Its defining innovation was the Algorithmic Market Operations Controller (AMO), a set of contracts that deploy idle collateral into strategies such as Curve liquidity, lending, and protocol-owned market making without breaking the peg. After a 2023 community vote, Frax retired the algorithmic portion and moved the collateral ratio to 100%, making Legacy Frax Dollar crypto a fully backed token supported by reserves and AMO-managed assets.
Primary Use Cases
As a stable unit of account, Legacy Frax Dollar serves the practical jobs any dollar token does across decentralized finance:
- A stable medium of exchange and settlement asset on Ethereum and other chains
- Base liquidity in automated market maker pools, especially Curve and Fraxswap
- Collateral and a borrowable asset in lending markets
- A low-volatility parking spot during market turbulence
- A 1:1 on-ramp for upgrading into the newer frxUSD stablecoin
In practice, much of its historical demand came from yield strategies that paired FRAX with the protocol's native staking and lending products.
Tokenomics and Supply
Legacy Frax Dollar has an elastic supply: tokens are minted when collateral enters the system and burned on redemption, so circulation expands and contracts with demand rather than following a fixed cap.

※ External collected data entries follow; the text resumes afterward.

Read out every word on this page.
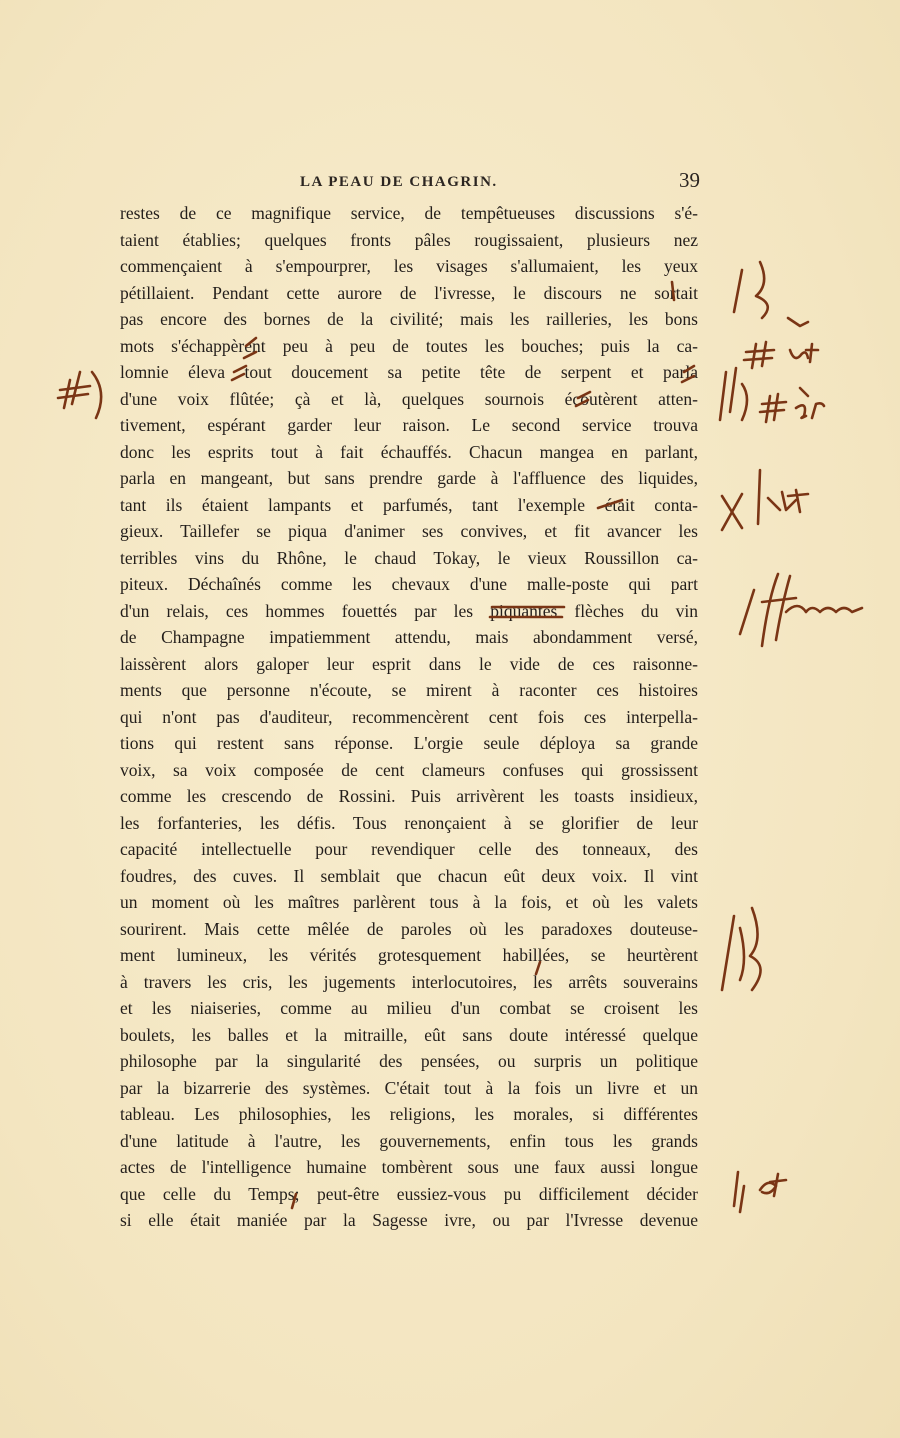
LA PEAU DE CHAGRIN.	39
restes de ce magnifique service, de tempêtueuses discussions s'é-
taient établies; quelques fronts pâles rougissaient, plusieurs nez
commençaient à s'empourprer, les visages s'allumaient, les yeux
pétillaient. Pendant cette aurore de l'ivresse, le discours ne sortait
pas encore des bornes de la civilité; mais les railleries, les bons
mots s'échappèrent peu à peu de toutes les bouches; puis la ca-
lomnie éleva tout doucement sa petite tête de serpent et parla
d'une voix flûtée; çà et là, quelques sournois écoutèrent atten-
tivement, espérant garder leur raison. Le second service trouva
donc les esprits tout à fait échauffés. Chacun mangea en parlant,
parla en mangeant, but sans prendre garde à l'affluence des liquides,
tant ils étaient lampants et parfumés, tant l'exemple était conta-
gieux. Taillefer se piqua d'animer ses convives, et fit avancer les
terribles vins du Rhône, le chaud Tokay, le vieux Roussillon ca-
piteux. Déchaînés comme les chevaux d'une malle-poste qui part
d'un relais, ces hommes fouettés par les piquantes flèches du vin
de Champagne impatiemment attendu, mais abondamment versé,
laissèrent alors galoper leur esprit dans le vide de ces raisonne-
ments que personne n'écoute, se mirent à raconter ces histoires
qui n'ont pas d'auditeur, recommencèrent cent fois ces interpella-
tions qui restent sans réponse. L'orgie seule déploya sa grande
voix, sa voix composée de cent clameurs confuses qui grossissent
comme les crescendo de Rossini. Puis arrivèrent les toasts insidieux,
les forfanteries, les défis. Tous renonçaient à se glorifier de leur
capacité intellectuelle pour revendiquer celle des tonneaux, des
foudres, des cuves. Il semblait que chacun eût deux voix. Il vint
un moment où les maîtres parlèrent tous à la fois, et où les valets
sourirent. Mais cette mêlée de paroles où les paradoxes douteuse-
ment lumineux, les vérités grotesquement habillées, se heurtèrent
à travers les cris, les jugements interlocutoires, les arrêts souverains
et les niaiseries, comme au milieu d'un combat se croisent les
boulets, les balles et la mitraille, eût sans doute intéressé quelque
philosophe par la singularité des pensées, ou surpris un politique
par la bizarrerie des systèmes. C'était tout à la fois un livre et un
tableau. Les philosophies, les religions, les morales, si différentes
d'une latitude à l'autre, les gouvernements, enfin tous les grands
actes de l'intelligence humaine tombèrent sous une faux aussi longue
que celle du Temps; peut-être eussiez-vous pu difficilement décider
si elle était maniée par la Sagesse ivre, ou par l'Ivresse devenue
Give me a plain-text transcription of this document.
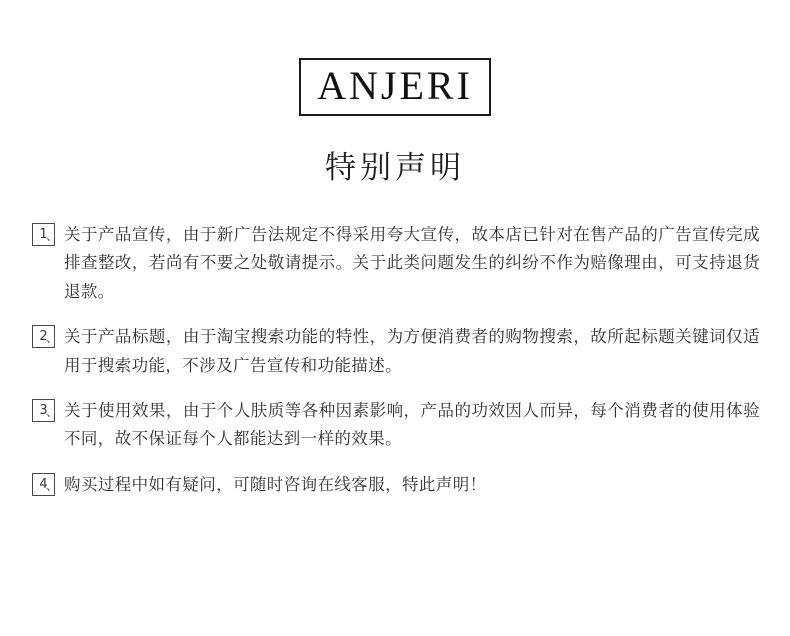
ANJERI
特别声明
1
、 关于产品宣传，由于新广告法规定不得采用夸大宣传，故本店已针对在售产品的广告宣传完成排查整改，若尚有不要之处敬请提示。关于此类问题发生的纠纷不作为赔像理由，可支持退货退款。
2
、 关于产品标题，由于淘宝搜索功能的特性，为方便消费者的购物搜索，故所起标题关键词仅适用于搜索功能，不涉及广告宣传和功能描述。
3
、 关于使用效果，由于个人肤质等各种因素影响，产品的功效因人而异，每个消费者的使用体验不同，故不保证每个人都能达到一样的效果。
4
、 购买过程中如有疑问，可随时咨询在线客服，特此声明！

Supply once reached the multi-billion-dollar range at the peak of the last cycle and has since contracted as capital migrated toward frxUSD and rival stablecoins, leaving it around rank #149 by market capitalization. Governance, fee capture, and the safety backstop now sit with the separate Frax token rather than with FRAX itself, which functions purely as a stable liability of the protocol.
Ecosystem and Adoption
Frax Finance grew into a full stablecoin ecosystem around this token, adding the frxETH liquid staking asset, the Fraxlend money market, the Fraxswap AMM, and eventually its own Fraxtal network. Legacy Frax Dollar was integrated across major DeFi venues and served as a reserve asset in numerous Curve pools, giving it real on-chain liquidity and composability.
Adoption is now shaped by the protocol's own roadmap. Frax is steering users toward frxUSD, which is designed around tokenized real-world assets and institutional custody partners, so Legacy Frax Dollar increasingly functions as a bridge to that successor rather than a growth product in its own right.
Investment Thesis and Risks
The case for Legacy Frax Dollar is stability, not appreciation: it targets a $1 peg, so it is a utility asset for liquidity and settlement, never a bet on price upside. Any thesis rests on the durability of its collateral, the smooth execution of the frxUSD migration, and continued redemption support from the protocol.
The risks are meaningful. As a stablecoin it aims for low volatility, but a peg is only as strong as its reserves and redemption path, and de-peg events remain possible under stress. Smart-contract exploits, AMO strategy losses, collateral concentration, evolving stablecoin regulation, and the deprecation risk of a token being sunset in favor of frxUSD all apply. This is analysis, not financial advice or a price prediction; do your own research before acting.